Like all MOFs, the material features a porous, crystalline array of metal ions and organic linkers, with an internal area equivalent to about six American football fields per tablespoon.
"As a result of their unique structures, MOFs have a high density of sites where you can capture and release CO2 under the appropriate conditions," said Carsch, one of two co-first authors of the paper.
Under simulated conditions, the researchers showed that this new type of MOF can capture hot CO2 at concentrations relevant to the exhaust streams of cement and steel manufacturing plants, which average 20 per cent to 30 per cent CO2, as well as less concentrated emissions from natural gas power plants, which contain about four per cent.
Carsch and co-first author Rachel Rohde conduct research in the lab of Jeffrey Long. Long’s lab created a promising material in 2015 that features amines that capture the CO2. Next-generation variants are being tested as alternatives to aqueous amines for CO2 capture in pilot-scale plants, and to capture CO2 directly from ambient air.
Those MOFs, like other porous adsorbents, are ineffective at the elevated temperatures associated with many flue gases, said Carsch.
Amine-based adsorbents have been the focus of carbon capture research for decades. The MOF studied by Rohde, Carsch, Long and their colleagues instead features pores enhanced with zinc hydride sites, which also bind CO2.
"Molecular metal hydrides can be reactive and have low stability," said Rohde. "This material is highly stable and does something called deep carbon capture, which means it can capture 90 per cent or more of the CO2 that it comes into contact with. And it has CO2 capacities comparable to the amine-appended MOFs, though at much higher temperatures."
Once the MOF is filled with CO2, the CO2 can be desorbed by lowering the partial pressure of CO2, either by flushing with a different gas or putting it in a vacuum.

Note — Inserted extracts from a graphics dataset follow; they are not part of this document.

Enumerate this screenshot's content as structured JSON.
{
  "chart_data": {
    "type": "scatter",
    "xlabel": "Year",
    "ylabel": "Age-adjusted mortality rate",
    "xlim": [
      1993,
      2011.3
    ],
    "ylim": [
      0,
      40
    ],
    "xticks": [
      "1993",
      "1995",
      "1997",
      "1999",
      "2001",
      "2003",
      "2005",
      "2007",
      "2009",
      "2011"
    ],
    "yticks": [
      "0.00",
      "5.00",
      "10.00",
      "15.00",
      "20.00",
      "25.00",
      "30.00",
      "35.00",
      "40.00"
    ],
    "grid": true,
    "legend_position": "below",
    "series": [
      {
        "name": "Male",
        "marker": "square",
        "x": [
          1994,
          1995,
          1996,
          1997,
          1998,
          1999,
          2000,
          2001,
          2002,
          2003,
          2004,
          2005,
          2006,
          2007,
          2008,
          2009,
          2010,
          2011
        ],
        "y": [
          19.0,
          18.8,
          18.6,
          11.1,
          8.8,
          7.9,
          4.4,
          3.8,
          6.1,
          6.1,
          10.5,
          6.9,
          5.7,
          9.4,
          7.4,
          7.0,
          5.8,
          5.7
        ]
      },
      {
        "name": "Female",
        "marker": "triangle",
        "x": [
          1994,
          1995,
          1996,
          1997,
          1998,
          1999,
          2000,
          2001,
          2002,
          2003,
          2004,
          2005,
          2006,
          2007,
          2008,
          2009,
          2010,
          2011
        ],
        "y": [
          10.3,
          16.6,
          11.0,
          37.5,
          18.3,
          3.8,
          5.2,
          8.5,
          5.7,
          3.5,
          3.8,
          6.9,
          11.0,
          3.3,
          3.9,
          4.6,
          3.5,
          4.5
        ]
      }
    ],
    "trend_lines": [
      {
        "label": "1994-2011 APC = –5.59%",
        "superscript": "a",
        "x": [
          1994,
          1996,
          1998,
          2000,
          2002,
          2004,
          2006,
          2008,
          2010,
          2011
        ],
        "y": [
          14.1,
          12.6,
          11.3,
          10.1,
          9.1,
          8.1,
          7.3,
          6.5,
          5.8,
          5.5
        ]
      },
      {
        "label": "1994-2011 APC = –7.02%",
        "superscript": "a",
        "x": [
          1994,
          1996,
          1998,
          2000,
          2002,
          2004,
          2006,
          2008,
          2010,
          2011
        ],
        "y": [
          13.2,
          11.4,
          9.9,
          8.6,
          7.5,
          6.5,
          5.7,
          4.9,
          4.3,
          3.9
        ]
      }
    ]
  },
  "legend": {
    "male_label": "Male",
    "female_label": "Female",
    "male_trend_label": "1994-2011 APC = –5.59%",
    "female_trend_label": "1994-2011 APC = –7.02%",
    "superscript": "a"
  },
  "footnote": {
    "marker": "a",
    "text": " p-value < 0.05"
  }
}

The MOF is then ready to be reused for another adsorption cycle.
"Because entropy favours having molecules like CO2 in the gas phase more and more with increasing temperature, it was generally thought to be impossible to capture such molecules with a porous solid at temperatures above 200oC," said Long. "This work shows that with the right functionality - here, zinc hydride sites - rapid, reversible, high-capacity capture of CO2 can indeed be accomplished at high temperatures such as 300oC."
Rohde, Long and their colleagues are exploring variants of this metal hydride MOF to see what other gases they can adsorb, and modifications that will allow such materials to adsorb more CO2.